The state of New York approves of this article...celebutards reaction tweets to follow.
I’m working on some friends to get them to adopt GnuPG. It’s great and not at all difficult to use. My client is Thunderbird so I’m using the Enigmail add on.
saving
That's what you get when you sign up for free email service. Probably the same thing with your paid-email provider, too - only they're not telling you about it.
Hell, NSA is scanning anything that pushes electrons and photons from one place to another.
That little old lady sitting in the back room reading your emails. Damn get out the tin foils hats.
Is it right? is it right? how silly. It can be done and it can be done cheaply. It will, therefore, be done. That applies to all government and big company snooping. The technology exists and the expense is minute alongside everything else and for a company the profit from the advertising that snooping makes possible is great. The only point of laws against this sort of thing is to prevent the evidence so gathered by the government to be used against you openly in court.
I use GnuPG for some personal uses, but not email, where I don't have any control or influence over most of the various recipients.
I once experimented with encryption of email for work purposes and if you didn't sign up for a paid certificate with one of the major services, the email program at work would refuse to decrypt it, saying the source was untrusted.
I guess you get around the certificate problem by using this strictly for email with people you know so you can exchange keys directly?
Hushmail.com
I love my hushmail.

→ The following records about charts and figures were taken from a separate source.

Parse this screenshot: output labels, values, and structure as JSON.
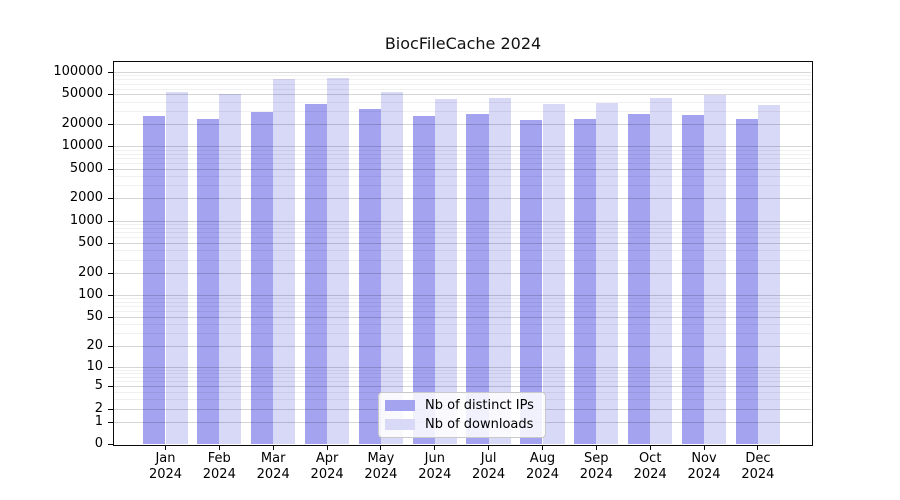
{
  "title": "BiocFileCache 2024",
  "chart_data": {
    "type": "bar",
    "title": "BiocFileCache 2024",
    "categories": [
      "Jan",
      "Feb",
      "Mar",
      "Apr",
      "May",
      "Jun",
      "Jul",
      "Aug",
      "Sep",
      "Oct",
      "Nov",
      "Dec"
    ],
    "year_label": "2024",
    "series": [
      {
        "name": "Nb of distinct IPs",
        "color": "#a3a3f0",
        "values": [
          25600,
          23300,
          29300,
          36800,
          31500,
          25600,
          27000,
          22700,
          23500,
          27700,
          26400,
          23100
        ]
      },
      {
        "name": "Nb of downloads",
        "color": "#d8d8f7",
        "values": [
          54300,
          51000,
          80500,
          84300,
          53300,
          43000,
          44300,
          37500,
          38700,
          44300,
          48600,
          35700
        ]
      }
    ],
    "xlabel": "",
    "ylabel": "",
    "yscale": "log1p",
    "ylim": [
      0,
      100000
    ],
    "y_ticks": [
      0,
      1,
      2,
      5,
      10,
      20,
      50,
      100,
      200,
      500,
      1000,
      2000,
      5000,
      10000,
      20000,
      50000,
      100000
    ],
    "grid": true,
    "legend_position": "lower center"
  },
  "legend": {
    "items": [
      "Nb of distinct IPs",
      "Nb of downloads"
    ]
  },
  "colors": {
    "distinct_ips": "#a3a3f0",
    "downloads": "#d8d8f7",
    "grid_major": "#d6d6d6",
    "grid_minor": "#efefef",
    "axis": "#0a0a0a"
  }
}
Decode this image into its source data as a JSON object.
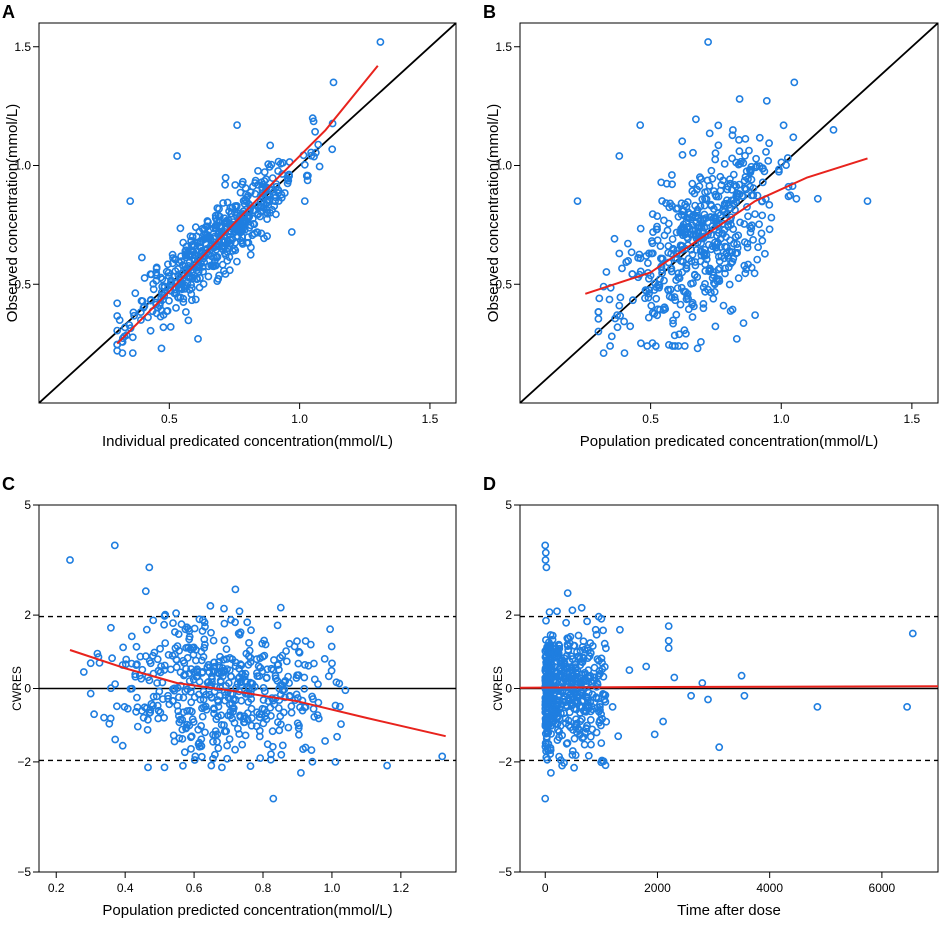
{
  "chart_data": [
    {
      "panel": "A",
      "type": "scatter",
      "xlabel": "Individual predicated concentration(mmol/L)",
      "ylabel": "Observed concentration(mmol/L)",
      "xlim": [
        0.0,
        1.6
      ],
      "ylim": [
        0.0,
        1.6
      ],
      "x_ticks": [
        {
          "v": 0.5,
          "label": "0.5"
        },
        {
          "v": 1.0,
          "label": "1.0"
        },
        {
          "v": 1.5,
          "label": "1.5"
        }
      ],
      "y_ticks": [
        {
          "v": 0.5,
          "label": "0.5"
        },
        {
          "v": 1.0,
          "label": "1.0"
        },
        {
          "v": 1.5,
          "label": "1.5"
        }
      ],
      "reference_line": {
        "type": "identity",
        "color": "#000000"
      },
      "smooth_line": {
        "color": "#e8231d",
        "points": [
          [
            0.3,
            0.25
          ],
          [
            0.5,
            0.47
          ],
          [
            0.7,
            0.7
          ],
          [
            0.9,
            0.93
          ],
          [
            1.1,
            1.15
          ],
          [
            1.3,
            1.42
          ]
        ]
      },
      "point_color": "#1f7ee0",
      "generator": {
        "mode": "ipred",
        "n": 520,
        "seed": 11,
        "xmin": 0.3,
        "xmax": 1.3,
        "center": 0.68,
        "spread": 0.16,
        "noise": 0.075
      },
      "points": [
        [
          1.31,
          1.52
        ],
        [
          0.35,
          0.85
        ],
        [
          0.53,
          1.04
        ],
        [
          0.3,
          0.42
        ],
        [
          0.32,
          0.21
        ],
        [
          0.36,
          0.21
        ],
        [
          0.47,
          0.23
        ],
        [
          0.61,
          0.27
        ],
        [
          1.02,
          0.85
        ],
        [
          0.76,
          1.17
        ],
        [
          1.13,
          1.35
        ],
        [
          0.97,
          0.72
        ]
      ]
    },
    {
      "panel": "B",
      "type": "scatter",
      "xlabel": "Population predicated concentration(mmol/L)",
      "ylabel": "Observed concentration(mmol/L)",
      "xlim": [
        0.0,
        1.6
      ],
      "ylim": [
        0.0,
        1.6
      ],
      "x_ticks": [
        {
          "v": 0.5,
          "label": "0.5"
        },
        {
          "v": 1.0,
          "label": "1.0"
        },
        {
          "v": 1.5,
          "label": "1.5"
        }
      ],
      "y_ticks": [
        {
          "v": 0.5,
          "label": "0.5"
        },
        {
          "v": 1.0,
          "label": "1.0"
        },
        {
          "v": 1.5,
          "label": "1.5"
        }
      ],
      "reference_line": {
        "type": "identity",
        "color": "#000000"
      },
      "smooth_line": {
        "color": "#e8231d",
        "points": [
          [
            0.25,
            0.46
          ],
          [
            0.5,
            0.55
          ],
          [
            0.7,
            0.7
          ],
          [
            0.9,
            0.85
          ],
          [
            1.1,
            0.95
          ],
          [
            1.33,
            1.03
          ]
        ]
      },
      "point_color": "#1f7ee0",
      "generator": {
        "mode": "pred",
        "n": 520,
        "seed": 23,
        "xmin": 0.3,
        "xmax": 1.2,
        "center": 0.68,
        "spread": 0.15,
        "noise": 0.17
      },
      "points": [
        [
          0.72,
          1.52
        ],
        [
          0.22,
          0.85
        ],
        [
          0.38,
          1.04
        ],
        [
          0.46,
          1.17
        ],
        [
          1.33,
          0.85
        ],
        [
          1.2,
          1.15
        ],
        [
          1.14,
          0.86
        ],
        [
          1.05,
          1.35
        ],
        [
          0.32,
          0.21
        ],
        [
          0.4,
          0.21
        ],
        [
          0.68,
          0.23
        ],
        [
          0.83,
          0.27
        ],
        [
          0.9,
          0.37
        ]
      ]
    },
    {
      "panel": "C",
      "type": "scatter",
      "xlabel": "Population predicted concentration(mmol/L)",
      "ylabel": "CWRES",
      "xlim": [
        0.15,
        1.36
      ],
      "ylim": [
        -5,
        5
      ],
      "x_ticks": [
        {
          "v": 0.2,
          "label": "0.2"
        },
        {
          "v": 0.4,
          "label": "0.4"
        },
        {
          "v": 0.6,
          "label": "0.6"
        },
        {
          "v": 0.8,
          "label": "0.8"
        },
        {
          "v": 1.0,
          "label": "1.0"
        },
        {
          "v": 1.2,
          "label": "1.2"
        }
      ],
      "y_ticks": [
        {
          "v": -5,
          "label": "−5"
        },
        {
          "v": -2,
          "label": "−2"
        },
        {
          "v": 0,
          "label": "0"
        },
        {
          "v": 2,
          "label": "2"
        },
        {
          "v": 5,
          "label": "5"
        }
      ],
      "hlines": [
        {
          "y": 0,
          "style": "solid"
        },
        {
          "y": 1.96,
          "style": "dashed"
        },
        {
          "y": -1.96,
          "style": "dashed"
        }
      ],
      "smooth_line": {
        "color": "#e8231d",
        "points": [
          [
            0.24,
            1.05
          ],
          [
            0.4,
            0.55
          ],
          [
            0.55,
            0.15
          ],
          [
            0.7,
            -0.05
          ],
          [
            0.9,
            -0.35
          ],
          [
            1.1,
            -0.8
          ],
          [
            1.33,
            -1.3
          ]
        ]
      },
      "point_color": "#1f7ee0",
      "generator": {
        "mode": "cwres_pred",
        "n": 520,
        "seed": 37,
        "xmin": 0.3,
        "xmax": 1.12,
        "center": 0.68,
        "spread": 0.15,
        "noise": 0.95
      },
      "points": [
        [
          0.24,
          3.5
        ],
        [
          0.37,
          3.9
        ],
        [
          0.47,
          3.3
        ],
        [
          0.46,
          2.65
        ],
        [
          0.72,
          2.7
        ],
        [
          0.83,
          -3.0
        ],
        [
          1.16,
          -2.1
        ],
        [
          1.32,
          -1.85
        ],
        [
          0.65,
          -2.1
        ],
        [
          0.91,
          -2.3
        ],
        [
          1.01,
          -2.0
        ],
        [
          0.28,
          0.45
        ],
        [
          0.31,
          -0.7
        ]
      ]
    },
    {
      "panel": "D",
      "type": "scatter",
      "xlabel": "Time after dose",
      "ylabel": "CWRES",
      "xlim": [
        -450,
        7000
      ],
      "ylim": [
        -5,
        5
      ],
      "x_ticks": [
        {
          "v": 0,
          "label": "0"
        },
        {
          "v": 2000,
          "label": "2000"
        },
        {
          "v": 4000,
          "label": "4000"
        },
        {
          "v": 6000,
          "label": "6000"
        }
      ],
      "y_ticks": [
        {
          "v": -5,
          "label": "−5"
        },
        {
          "v": -2,
          "label": "−2"
        },
        {
          "v": 0,
          "label": "0"
        },
        {
          "v": 2,
          "label": "2"
        },
        {
          "v": 5,
          "label": "5"
        }
      ],
      "hlines": [
        {
          "y": 0,
          "style": "solid"
        },
        {
          "y": 1.96,
          "style": "dashed"
        },
        {
          "y": -1.96,
          "style": "dashed"
        }
      ],
      "smooth_line": {
        "color": "#e8231d",
        "points": [
          [
            -450,
            0.02
          ],
          [
            2000,
            0.04
          ],
          [
            4000,
            0.05
          ],
          [
            7000,
            0.06
          ]
        ]
      },
      "point_color": "#1f7ee0",
      "generator": {
        "mode": "time",
        "n": 520,
        "seed": 53,
        "xmin": 0,
        "xmax": 1100,
        "center": 0,
        "spread": 0,
        "noise": 0.85
      },
      "points": [
        [
          0,
          3.9
        ],
        [
          10,
          3.7
        ],
        [
          20,
          3.3
        ],
        [
          5,
          3.5
        ],
        [
          0,
          -3.0
        ],
        [
          1300,
          -1.3
        ],
        [
          1330,
          1.6
        ],
        [
          1500,
          0.5
        ],
        [
          1800,
          0.6
        ],
        [
          1950,
          -1.25
        ],
        [
          2100,
          -0.9
        ],
        [
          2200,
          1.7
        ],
        [
          2200,
          1.3
        ],
        [
          2200,
          1.1
        ],
        [
          2300,
          0.3
        ],
        [
          2600,
          -0.2
        ],
        [
          2800,
          0.15
        ],
        [
          2900,
          -0.3
        ],
        [
          3100,
          -1.6
        ],
        [
          3500,
          0.35
        ],
        [
          3550,
          -0.2
        ],
        [
          4850,
          -0.5
        ],
        [
          6450,
          -0.5
        ],
        [
          6550,
          1.5
        ],
        [
          1200,
          -0.5
        ],
        [
          900,
          1.6
        ],
        [
          650,
          2.2
        ],
        [
          400,
          2.6
        ],
        [
          1000,
          1.9
        ],
        [
          300,
          -2.1
        ],
        [
          100,
          -2.3
        ]
      ]
    }
  ],
  "labels": {
    "A": "A",
    "B": "B",
    "C": "C",
    "D": "D"
  }
}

The money spent is well worth it. One thing I like is that I can send it encrypted and if someone else gets into the computer of the recipient, they cannot read the email unless they know the secret word that I have given in person to the recipient.
Exactly! I use hushmail. I also have an aol and a yahoo email but I use them for BS things and I rarely use them. They can read away on those. They will get nothing. If I start getting spam, I delete the accounts and make a new one. You can have 100 yahoo accounts at the same time, same with aol.
I encrypt all of my emails from my main email account.
Not the little old lady..... but if you don’t have an issue with it, email away. I’ll pass and they won’t read mine pal.
http://www.safe-mail.net/
Thank you!
Yes, I agree that reading your email is intrusive. But the reason Google and Yahoo read your email is to target you with ads. If you send a message to a sibling about buying your father a fishing pole for Father's Day, you will get ads in your next emails about fishing equipment.
If you get a free email account with a company, and that company doesn't push ads to you, then there is no motivation to read your email. Apple's free email service with iCloud will be ad free.
Thank you ... gawd, I wish I could grasp that stuff.
I’m just SO non-techie. Configuring all that stuff would put me in total brain freeze, with a migraine and utter babbling confusion. What do you think of hushmail for privacy?